A study that looks at the Best Actor and Best Actress categories finds the Academy of Motion Picture Arts and Sciences prefers to honor its own — that is to say, Americans — while the British Academy of Film and Television Arts is more likely to recognize performers from the United Kingdom.
This tendency, found for both nominations and actual awards, occurs in spite of the fact that voters — people working in the film industries of the two countries — are nominally voting for the best performance of the year, regardless of the actor’s nationality.
“A creation is most likely to be regarded as outstanding when artists are seen by perceivers to be ‘one of us,’” concludes a research team led by psychologist Niklas Steffens of the University of Queensland in Brisbane, Australia. Its study is published in the British Journal of Psychology.
Steffens and his colleagues looked at the nominees and winners of Best Actor and Best Actress awards in both the British and American competitions from 1968 (when BAFTA first presented those honors) to 2015. Not surprisingly, given Hollywood’s dominance of the international film market, American artists were recognized with a majority of nominations and awards in both categories.
“A creation is most likely to be regarded as outstanding when artists are seen by perceivers to be ‘one of us.’”

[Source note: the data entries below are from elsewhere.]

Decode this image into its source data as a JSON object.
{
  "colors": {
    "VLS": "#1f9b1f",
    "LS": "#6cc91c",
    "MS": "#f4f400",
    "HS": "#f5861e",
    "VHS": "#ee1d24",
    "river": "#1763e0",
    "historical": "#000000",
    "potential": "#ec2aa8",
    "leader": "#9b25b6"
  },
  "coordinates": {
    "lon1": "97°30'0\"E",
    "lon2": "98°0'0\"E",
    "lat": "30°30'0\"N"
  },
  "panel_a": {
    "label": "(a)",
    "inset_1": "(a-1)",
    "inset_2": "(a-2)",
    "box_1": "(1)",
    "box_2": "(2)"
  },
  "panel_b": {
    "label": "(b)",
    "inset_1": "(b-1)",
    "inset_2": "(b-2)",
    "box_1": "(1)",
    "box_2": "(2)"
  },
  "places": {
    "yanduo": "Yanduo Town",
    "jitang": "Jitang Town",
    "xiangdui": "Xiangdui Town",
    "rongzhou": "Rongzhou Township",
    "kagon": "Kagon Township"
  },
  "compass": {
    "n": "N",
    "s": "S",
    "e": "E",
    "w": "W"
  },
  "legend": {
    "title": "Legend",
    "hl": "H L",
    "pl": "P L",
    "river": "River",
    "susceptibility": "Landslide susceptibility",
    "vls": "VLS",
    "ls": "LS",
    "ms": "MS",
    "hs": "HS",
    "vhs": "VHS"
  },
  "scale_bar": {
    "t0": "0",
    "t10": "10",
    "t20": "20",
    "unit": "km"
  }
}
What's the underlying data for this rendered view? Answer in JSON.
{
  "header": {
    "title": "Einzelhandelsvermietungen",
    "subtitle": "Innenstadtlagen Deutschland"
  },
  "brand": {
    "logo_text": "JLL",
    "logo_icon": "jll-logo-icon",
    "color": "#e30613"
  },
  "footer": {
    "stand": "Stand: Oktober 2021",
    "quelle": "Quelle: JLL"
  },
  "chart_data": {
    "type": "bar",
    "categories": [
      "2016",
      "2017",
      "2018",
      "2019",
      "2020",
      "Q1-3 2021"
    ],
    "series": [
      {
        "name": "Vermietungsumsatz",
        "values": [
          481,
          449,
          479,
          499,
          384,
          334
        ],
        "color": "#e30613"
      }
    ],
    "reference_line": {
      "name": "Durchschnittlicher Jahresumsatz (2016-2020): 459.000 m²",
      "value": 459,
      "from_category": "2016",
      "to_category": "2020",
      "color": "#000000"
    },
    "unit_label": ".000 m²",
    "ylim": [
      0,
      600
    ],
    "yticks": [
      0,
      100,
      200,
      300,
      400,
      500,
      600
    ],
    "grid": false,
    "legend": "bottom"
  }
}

Nevertheless, there were major differences between the two competitions. Sixty-seven percent of Oscar nominees in those categories were Americans, compared to 19 percent who were Brits (the others were from other nations). Among BAFTA nominees, 53 percent were Americans, and 31 percent were Brits.
This difference was magnified for actual winners. Seventy-eight percent of Best Actor or Actress Oscars went to Americans, compared to 14 percent for British thespians. The ratio was much closer for BAFTA awards: 46 percent went to Americans, and 42 percent to actors from the U.K.
Oscar voters also showed a preference for films set in their own society. “A U.S. actor in a movie about U.S. culture was 21 times more likely to have received an Oscar merit prize than a U.S. actor in a movie about a non-U.S. culture,” the researchers write. Similarly, British actors were 20 times more likely to receive a BAFTA award if their film was set at home.
This real-world evidence confirms the results of a 2008 study, which found individuals tend to consider works more creative if they were made by members of a group with which they identify. Together, the studies suggest “shared-identity concerns” play an important role as we decide which cultural achievements we choose to recognize and celebrate.
So, even if you thought French actress Isabelle Huppert gave the best performance of the year among actresses in Elle, you should think twice before writing her name on your office Oscar pool ballot. The odds are very strong that an American actress will win.
And in the Best Actor category, where Casey Affleck, Andrew Garfield, Ryan Gosling, Viggo Mortensen, and Denzel Washington are nominated, they are 100 percent.